Wills should be updated after any big life changes or events. Births, deaths, marriages, or divorces in the family can change the circumstances of how you want your assets dispersed when you die. Best practices say to check in on your will every few years and update if needed.

Do I need a public notary?

In most states, no, you don’t need a public notary to sign your will. You just need to sign the will in the presence of witnesses (who can be anyone). But, having a notary witness it anyway can give you added assurance, making your will “self-proving”. This means that a court can accept your will without needing to contact your witnesses to validate it. The probate process might be a little speedier in this case.

Can I just write a will on a piece of paper?

Technically, yes. As long as it meets the state minimum requirements, you can make a will yourself by writing it out and signing with witnesses. But, remember a judge will be forced to interpret your handwriting to make sure it’s yours, and it could call into question other validity issues. It’s best just to pay a little money and go through the formal process with online software. 

What if I have no heirs?

If you don’t have any heirs, then you definitely need a will!

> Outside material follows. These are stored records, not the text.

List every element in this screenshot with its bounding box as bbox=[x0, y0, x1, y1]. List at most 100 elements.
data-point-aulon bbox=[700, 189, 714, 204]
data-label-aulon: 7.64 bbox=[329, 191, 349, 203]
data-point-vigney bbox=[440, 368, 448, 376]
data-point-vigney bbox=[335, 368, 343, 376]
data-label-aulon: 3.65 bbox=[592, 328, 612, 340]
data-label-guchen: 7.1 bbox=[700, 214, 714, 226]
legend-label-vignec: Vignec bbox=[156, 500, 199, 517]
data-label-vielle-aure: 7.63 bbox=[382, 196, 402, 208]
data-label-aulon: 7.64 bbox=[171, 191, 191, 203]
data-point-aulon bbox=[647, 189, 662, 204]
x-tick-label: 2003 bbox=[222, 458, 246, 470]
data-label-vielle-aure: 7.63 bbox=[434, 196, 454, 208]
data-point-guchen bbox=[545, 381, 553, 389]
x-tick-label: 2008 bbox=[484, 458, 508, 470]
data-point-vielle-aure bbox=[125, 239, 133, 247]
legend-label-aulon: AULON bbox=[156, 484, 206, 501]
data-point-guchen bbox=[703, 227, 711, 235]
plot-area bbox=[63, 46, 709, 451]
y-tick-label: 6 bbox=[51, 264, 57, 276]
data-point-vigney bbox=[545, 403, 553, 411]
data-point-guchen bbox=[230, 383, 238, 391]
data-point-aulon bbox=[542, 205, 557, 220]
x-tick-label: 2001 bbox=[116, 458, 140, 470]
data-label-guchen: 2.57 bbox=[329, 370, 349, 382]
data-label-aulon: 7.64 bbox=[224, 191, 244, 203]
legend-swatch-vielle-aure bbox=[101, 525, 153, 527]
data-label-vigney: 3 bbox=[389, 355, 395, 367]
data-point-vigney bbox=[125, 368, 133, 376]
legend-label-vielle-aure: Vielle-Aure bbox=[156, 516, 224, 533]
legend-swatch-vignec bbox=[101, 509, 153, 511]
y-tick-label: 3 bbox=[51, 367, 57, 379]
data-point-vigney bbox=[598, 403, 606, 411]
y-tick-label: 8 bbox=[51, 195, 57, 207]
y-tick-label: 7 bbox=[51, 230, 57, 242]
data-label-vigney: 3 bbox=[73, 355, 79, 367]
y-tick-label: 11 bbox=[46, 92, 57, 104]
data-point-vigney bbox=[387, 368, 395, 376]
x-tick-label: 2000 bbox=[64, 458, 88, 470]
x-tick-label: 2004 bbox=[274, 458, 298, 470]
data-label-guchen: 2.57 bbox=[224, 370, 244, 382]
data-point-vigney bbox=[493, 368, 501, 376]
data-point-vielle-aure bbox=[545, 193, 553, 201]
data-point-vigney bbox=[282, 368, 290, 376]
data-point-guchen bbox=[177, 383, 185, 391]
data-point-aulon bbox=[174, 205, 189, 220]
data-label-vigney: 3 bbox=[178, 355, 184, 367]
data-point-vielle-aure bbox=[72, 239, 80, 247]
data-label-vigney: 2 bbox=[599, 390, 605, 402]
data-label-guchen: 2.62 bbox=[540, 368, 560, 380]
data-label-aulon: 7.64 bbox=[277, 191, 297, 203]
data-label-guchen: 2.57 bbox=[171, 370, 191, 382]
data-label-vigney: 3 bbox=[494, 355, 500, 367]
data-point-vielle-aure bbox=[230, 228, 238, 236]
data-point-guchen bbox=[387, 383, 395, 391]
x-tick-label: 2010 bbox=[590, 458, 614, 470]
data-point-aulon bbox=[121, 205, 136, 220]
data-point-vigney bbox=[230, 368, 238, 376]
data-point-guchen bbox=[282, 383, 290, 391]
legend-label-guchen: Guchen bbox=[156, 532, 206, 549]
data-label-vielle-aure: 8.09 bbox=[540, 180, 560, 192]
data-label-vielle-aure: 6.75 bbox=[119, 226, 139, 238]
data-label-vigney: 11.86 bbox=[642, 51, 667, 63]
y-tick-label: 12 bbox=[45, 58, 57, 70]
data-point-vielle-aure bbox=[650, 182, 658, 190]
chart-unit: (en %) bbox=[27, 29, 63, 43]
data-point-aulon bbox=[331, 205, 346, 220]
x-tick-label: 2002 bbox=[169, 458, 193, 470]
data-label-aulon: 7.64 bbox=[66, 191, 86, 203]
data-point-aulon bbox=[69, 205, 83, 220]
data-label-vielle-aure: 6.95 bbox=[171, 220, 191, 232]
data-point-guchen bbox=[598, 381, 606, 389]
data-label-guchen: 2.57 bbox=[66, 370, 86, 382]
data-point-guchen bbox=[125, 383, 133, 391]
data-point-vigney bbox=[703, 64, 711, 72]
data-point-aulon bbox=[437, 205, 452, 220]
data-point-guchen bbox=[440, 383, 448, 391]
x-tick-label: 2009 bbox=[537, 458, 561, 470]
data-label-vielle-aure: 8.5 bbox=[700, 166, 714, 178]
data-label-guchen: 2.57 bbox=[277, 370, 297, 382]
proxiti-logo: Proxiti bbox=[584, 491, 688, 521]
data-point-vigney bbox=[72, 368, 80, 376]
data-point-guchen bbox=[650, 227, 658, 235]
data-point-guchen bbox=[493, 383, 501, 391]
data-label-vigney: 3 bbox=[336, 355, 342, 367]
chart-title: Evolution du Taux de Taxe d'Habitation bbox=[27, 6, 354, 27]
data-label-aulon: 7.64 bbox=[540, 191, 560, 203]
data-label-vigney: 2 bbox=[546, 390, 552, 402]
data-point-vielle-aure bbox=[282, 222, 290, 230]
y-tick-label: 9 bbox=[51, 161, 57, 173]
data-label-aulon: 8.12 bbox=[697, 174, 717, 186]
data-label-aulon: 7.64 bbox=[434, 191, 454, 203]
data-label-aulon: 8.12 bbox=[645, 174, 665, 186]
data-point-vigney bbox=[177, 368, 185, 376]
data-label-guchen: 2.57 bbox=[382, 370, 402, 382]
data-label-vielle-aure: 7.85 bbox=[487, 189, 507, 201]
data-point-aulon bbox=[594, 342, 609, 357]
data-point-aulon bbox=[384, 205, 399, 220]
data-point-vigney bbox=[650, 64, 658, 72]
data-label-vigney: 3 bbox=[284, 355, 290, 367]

If you die without a will, a state court will decide what happens with your assets, and the inheritance hierarchy might be unclear to your extended family. Here are a few things to consider, including charitable giving via donor advised funds.

How do I divide my assets fairly?

If you’re a parent of multiple kids, you might want to “keep things fair” when splitting your assets. This is really tricky if you own real estate that you want to keep in the family, or an uneven mix of assets. Keep in mind, the definition of “fair” might be different between you and your beneficiaries.

This is why it’s extremely important to talk to your beneficiaries and include them in the estate planning process. You’ll want to solve any problems while you are alive because after you die there could be fights between beneficiaries.  This article by Investopedia has some options to consider and examples of how assets might be sold and split evenly to keep things fair between beneficiaries.

The Bottom Line:

It might seem daunting to make a will, but it’s a necessary tool in your family’s toolbox. Having a solid, legally binding will helps you control your legacy, and ensures your wishes are known.

Whether you choose DIY software to make your will or hire a private estate attorney, the important thing is to DO IT. Putting this important financial task off could be putting your financial assets and family at more risk if something horrible happens.